The Mexican-born director spoke about his films and the drive behind them.

“If you don’t have anyhing to say, don’t say nothing,” González Iñárritu said. “There’s a lot of information and junk out there, that confuse the pure and powerful soul.”

González Iñárritu said his three major length feature films were about communication and relationships with parents.

 His film “Babel,” nominated for five Academy Awards, is a collage of many stories, one of about a Japanese father and deaf and mute daughter, who connect with the touch of a hand.

He said his Japanese crew told him that some intended dialogue was wrong, because the Japanese communicate with actions.

“Words don’t mean much, it’s the emotions that are implied in the actions,” González Iñárritu said. “That really moved me.”

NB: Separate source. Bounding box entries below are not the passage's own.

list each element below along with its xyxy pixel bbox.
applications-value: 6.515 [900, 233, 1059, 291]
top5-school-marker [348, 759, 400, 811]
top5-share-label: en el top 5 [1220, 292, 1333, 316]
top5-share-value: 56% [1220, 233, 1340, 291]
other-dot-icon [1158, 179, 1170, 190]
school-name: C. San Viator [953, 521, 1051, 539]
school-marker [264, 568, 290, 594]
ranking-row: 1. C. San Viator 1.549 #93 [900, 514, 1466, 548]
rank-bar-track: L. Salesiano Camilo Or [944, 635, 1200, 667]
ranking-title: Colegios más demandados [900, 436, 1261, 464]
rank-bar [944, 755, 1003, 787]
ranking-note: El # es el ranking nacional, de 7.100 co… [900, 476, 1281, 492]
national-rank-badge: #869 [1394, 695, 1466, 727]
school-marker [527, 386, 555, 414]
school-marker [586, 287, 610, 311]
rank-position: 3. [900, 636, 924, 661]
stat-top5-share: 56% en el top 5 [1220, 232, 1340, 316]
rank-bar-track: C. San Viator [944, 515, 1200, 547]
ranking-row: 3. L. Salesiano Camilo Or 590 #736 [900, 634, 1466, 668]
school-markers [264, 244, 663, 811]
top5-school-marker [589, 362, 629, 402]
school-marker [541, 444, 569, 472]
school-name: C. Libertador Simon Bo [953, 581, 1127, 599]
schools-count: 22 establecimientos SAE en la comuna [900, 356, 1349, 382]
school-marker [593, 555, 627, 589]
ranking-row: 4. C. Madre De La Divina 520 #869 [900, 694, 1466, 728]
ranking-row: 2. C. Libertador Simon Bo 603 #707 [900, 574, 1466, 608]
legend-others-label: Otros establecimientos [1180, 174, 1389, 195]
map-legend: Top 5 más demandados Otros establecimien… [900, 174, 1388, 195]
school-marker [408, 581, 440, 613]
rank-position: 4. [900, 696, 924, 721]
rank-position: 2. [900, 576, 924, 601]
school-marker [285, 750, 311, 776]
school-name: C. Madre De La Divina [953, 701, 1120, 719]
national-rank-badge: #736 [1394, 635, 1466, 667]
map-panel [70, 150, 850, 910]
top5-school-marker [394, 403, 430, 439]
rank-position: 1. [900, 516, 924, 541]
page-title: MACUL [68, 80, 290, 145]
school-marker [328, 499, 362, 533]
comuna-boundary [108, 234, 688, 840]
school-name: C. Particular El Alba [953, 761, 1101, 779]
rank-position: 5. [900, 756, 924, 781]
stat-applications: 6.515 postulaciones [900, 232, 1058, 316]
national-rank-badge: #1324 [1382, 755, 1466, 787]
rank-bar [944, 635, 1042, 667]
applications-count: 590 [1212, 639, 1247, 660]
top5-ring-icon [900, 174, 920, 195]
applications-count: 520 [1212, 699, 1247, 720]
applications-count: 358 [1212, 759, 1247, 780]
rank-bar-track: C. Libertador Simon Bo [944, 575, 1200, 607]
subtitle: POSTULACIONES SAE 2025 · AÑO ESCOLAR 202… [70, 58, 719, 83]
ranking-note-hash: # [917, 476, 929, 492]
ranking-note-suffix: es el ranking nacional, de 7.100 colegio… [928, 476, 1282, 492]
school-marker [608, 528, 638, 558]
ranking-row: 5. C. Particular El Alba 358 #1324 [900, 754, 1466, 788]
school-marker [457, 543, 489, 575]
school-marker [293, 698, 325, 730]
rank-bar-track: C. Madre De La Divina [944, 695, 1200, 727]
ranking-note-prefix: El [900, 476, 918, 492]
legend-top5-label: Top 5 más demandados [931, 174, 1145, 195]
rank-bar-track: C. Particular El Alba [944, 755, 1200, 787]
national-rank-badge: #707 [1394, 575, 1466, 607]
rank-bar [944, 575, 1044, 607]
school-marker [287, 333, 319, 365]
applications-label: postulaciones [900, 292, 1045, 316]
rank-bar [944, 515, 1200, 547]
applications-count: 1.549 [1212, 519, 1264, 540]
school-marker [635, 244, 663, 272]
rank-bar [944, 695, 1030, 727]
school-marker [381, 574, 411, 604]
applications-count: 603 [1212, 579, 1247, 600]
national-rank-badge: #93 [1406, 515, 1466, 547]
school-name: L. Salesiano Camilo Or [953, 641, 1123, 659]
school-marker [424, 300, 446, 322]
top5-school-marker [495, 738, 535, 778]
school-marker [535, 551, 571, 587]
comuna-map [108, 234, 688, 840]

In pain, González Iñárritu said, his characters find a way to communicate. He described his role as a filmaker to create hope and understanding for each small story in his movies, at  “each molecule….There’s no way to put a crowd-pleaser ending.”

Asked if economic pressures from big corporations influenced his filmmaking, González Iñárritu said, “If you have a good idea, there’s always money.”

But he said the real problem is the need to make meaningful films.

“Too many films have nothing to say, they just want to crowd an audience,” González Iñárritu said.

“Your role is more than just to be entertained and eat popcorn. Never shut down your voice for any interest,” González Iñárritu said. “Keep the fire.”